Q - Sur l'après-Nice, est-ce que des pays tels que la France, l'Italie, l'Allemagne ont confirmé leur intention d'aller de l'avant dans le contexte européen, dans le contexte communautaire ou même au delà du contexte communautaire si Nice ne permettait pas un tel développement, comme l'a dit le président allemand, français et italien ?
R - Il n'y a aucun engagement de ce type parce que la priorité de tous c'est de réussir Nice. Nous ne sommes pas du tout dans la même situation selon que nous avons réussi Nice ou que nous allons constater un échec, la situation n'est pas du tout la même. Il est évident que l'avenir de l'Europe ne se présentera pas de la même façon dans les deux cas. Et aujourd'hui nous voulons nous placer dans l'hypothèse de la réussite à Nice, mais il faut tout faire pour cela. Mais je répète que ce que nous avons fait ce matin, c'est d'avoir cette discussion pour éviter que ne s'installe des malentendus, des incompréhensions.

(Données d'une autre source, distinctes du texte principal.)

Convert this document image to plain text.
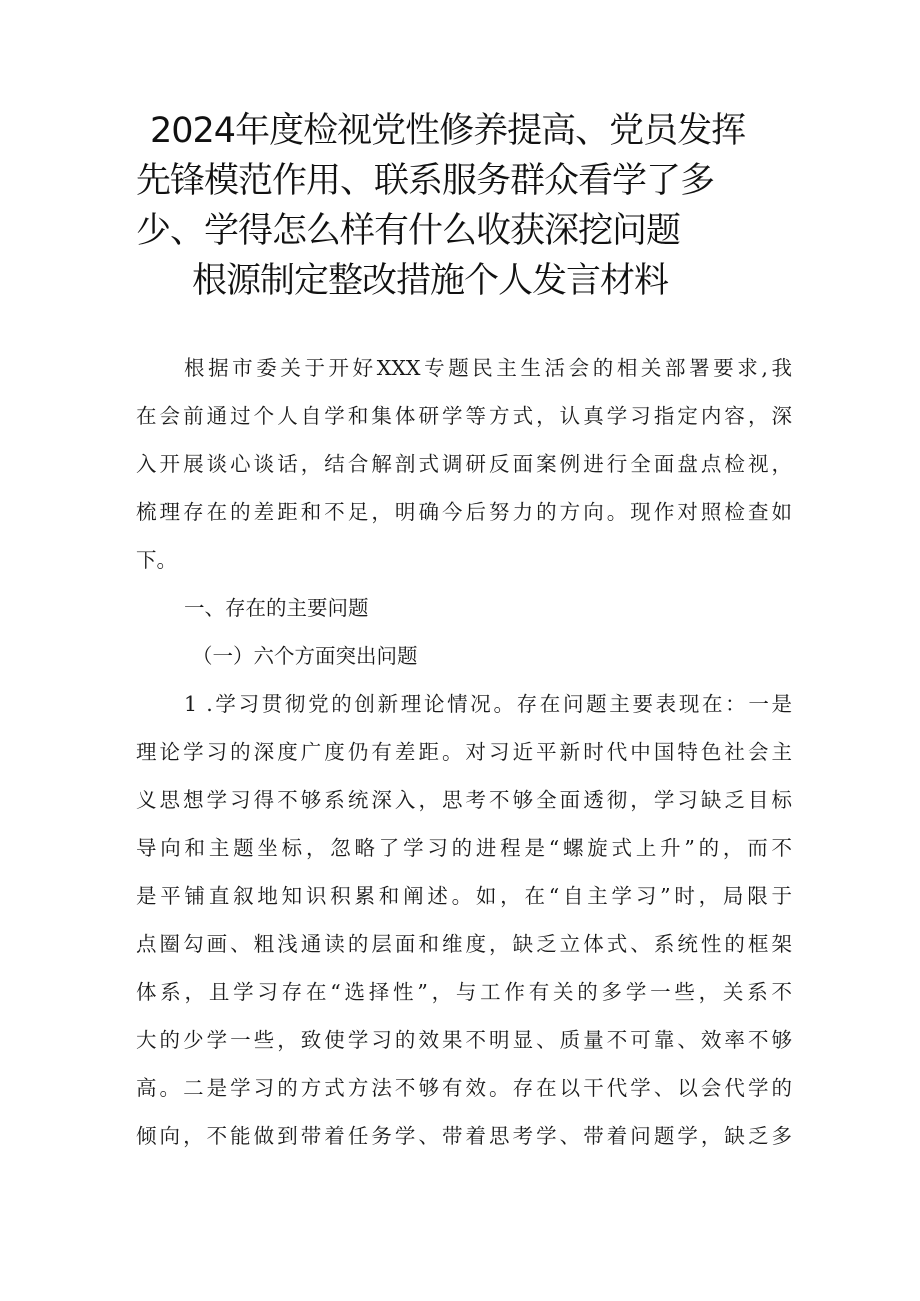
2024年度检视党性修养提高、党员发挥
先锋模范作用、联系服务群众看学了多
少、学得怎么样有什么收获深挖问题
根源制定整改措施个人发言材料
根据市委关于开好XXX专题民主生活会的相关部署要求,我
在会前通过个人自学和集体研学等方式，认真学习指定内容，深
入开展谈心谈话，结合解剖式调研反面案例进行全面盘点检视，
梳理存在的差距和不足，明确今后努力的方向。现作对照检查如
下。
一、存在的主要问题
（一）六个方面突出问题
1 .学习贯彻党的创新理论情况。存在问题主要表现在：一是
理论学习的深度广度仍有差距。对习近平新时代中国特色社会主
义思想学习得不够系统深入，思考不够全面透彻，学习缺乏目标
导向和主题坐标，忽略了学习的进程是“螺旋式上升”的，而不
是平铺直叙地知识积累和阐述。如，在“自主学习”时，局限于
点圈勾画、粗浅通读的层面和维度，缺乏立体式、系统性的框架
体系，且学习存在“选择性”，与工作有关的多学一些，关系不
大的少学一些，致使学习的效果不明显、质量不可靠、效率不够
高。二是学习的方式方法不够有效。存在以干代学、以会代学的
倾向，不能做到带着任务学、带着思考学、带着问题学，缺乏多
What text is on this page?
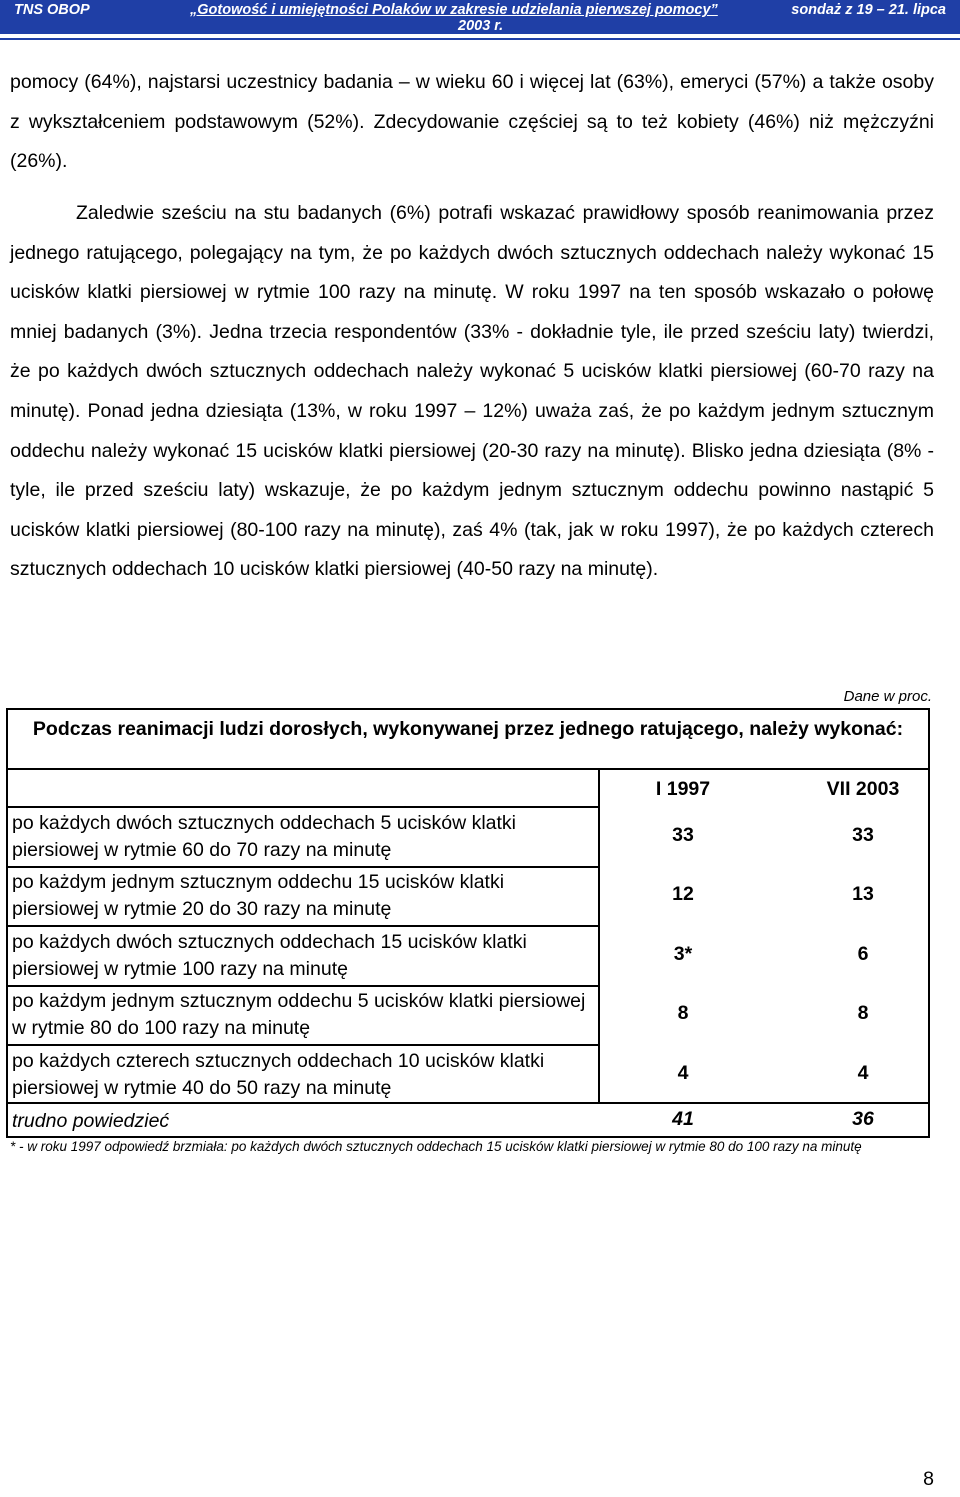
TNS OBOP	„Gotowość i umiejętności Polaków w zakresie udzielania pierwszej pomocy”	sondaż z 19 – 21. lipca
2003 r.

pomocy (64%), najstarsi uczestnicy badania – w wieku 60 i więcej lat (63%), emeryci (57%) a także osoby z wykształceniem podstawowym (52%). Zdecydowanie częściej są to też kobiety (46%) niż mężczyźni (26%).

Zaledwie sześciu na stu badanych (6%) potrafi wskazać prawidłowy sposób reanimowania przez jednego ratującego, polegający na tym, że po każdych dwóch sztucznych oddechach należy wykonać 15 ucisków klatki piersiowej w rytmie 100 razy na minutę. W roku 1997 na ten sposób wskazało o połowę mniej badanych (3%). Jedna trzecia respondentów (33% - dokładnie tyle, ile przed sześciu laty) twierdzi, że po każdych dwóch sztucznych oddechach należy wykonać 5 ucisków klatki piersiowej (60-70 razy na minutę). Ponad jedna dziesiąta (13%, w roku 1997 – 12%) uważa zaś, że po każdym jednym sztucznym oddechu należy wykonać 15 ucisków klatki piersiowej (20-30 razy na minutę). Blisko jedna dziesiąta (8% - tyle, ile przed sześciu laty) wskazuje, że po każdym jednym sztucznym oddechu powinno nastąpić 5 ucisków klatki piersiowej (80-100 razy na minutę), zaś 4% (tak, jak w roku 1997), że po każdych czterech sztucznych oddechach 10 ucisków klatki piersiowej (40-50 razy na minutę).

Dane w proc.
Podczas reanimacji ludzi dorosłych, wykonywanej przez jednego ratującego, należy wykonać:
I 1997	VII 2003
po każdych dwóch sztucznych oddechach 5 ucisków klatki piersiowej w rytmie 60 do 70 razy na minutę
33	33
po każdym jednym sztucznym oddechu 15 ucisków klatki piersiowej w rytmie 20 do 30 razy na minutę
12	13
po każdych dwóch sztucznych oddechach 15 ucisków klatki piersiowej w rytmie 100 razy na minutę
3*	6
po każdym jednym sztucznym oddechu 5 ucisków klatki piersiowej w rytmie 80 do 100 razy na minutę
8	8
po każdych czterech sztucznych oddechach 10 ucisków klatki piersiowej w rytmie 40 do 50 razy na minutę
4	4
trudno powiedzieć	41	36
* - w roku 1997 odpowiedź brzmiała: po każdych dwóch sztucznych oddechach 15 ucisków klatki piersiowej w rytmie 80 do 100 razy na minutę
8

Chaque fois qu'une initiative est lancée par un dirigeant européen, chaque fois que l'on emploie l'un de ces mots clés, un des mots sensibles, plusieurs pays sont inquiets, ne comprennent pas, sont hostiles, ne le disent pas vraiment. Cela peut installer une sorte d'impossibilité de se comprendre. Donc, la séance de ce matin visait à empêcher cela. Je vous ai dit tout à l'heure que le débat allait plutôt vers une meilleure compréhension des uns par les autres par rapport à cela. Tout le monde a une préférence, la préférence c'est que l'Union européenne à quinze arrive à de très bons accords à Nice, et qu'ils donnent un coup de fouet formidable à la construction européenne, que les négociations sur l'élargissement progressent tout en étant constamment sérieuse et que nous arrivions à tenir nos objectifs d'être prêts à accueillir de nouveaux membres en 2003 et tous les pays qui seront prêts au fur et à mesure, et que pendant ce temps là le nouveau traité de Nice permette à l'Union européenne de fonctionner mieux, permette de se développer, y compris dans la dimension coopération renforcée. Tout le monde préfère cela. Voilà l'hypothèse sur laquelle nous travaillons, mais si cela ne marche pas, évidemment les uns et les autres réfléchissent aux initiatives qu'il faudrait prendre en cas de blocage parce qu'on pourrait pas tolérer que l'Union européenne soit arrêtée ; donc il faut faire attention à ne pas oublier cette hypothèse qui est centrale et qui est la préférence de tous, que les choses se passent bien.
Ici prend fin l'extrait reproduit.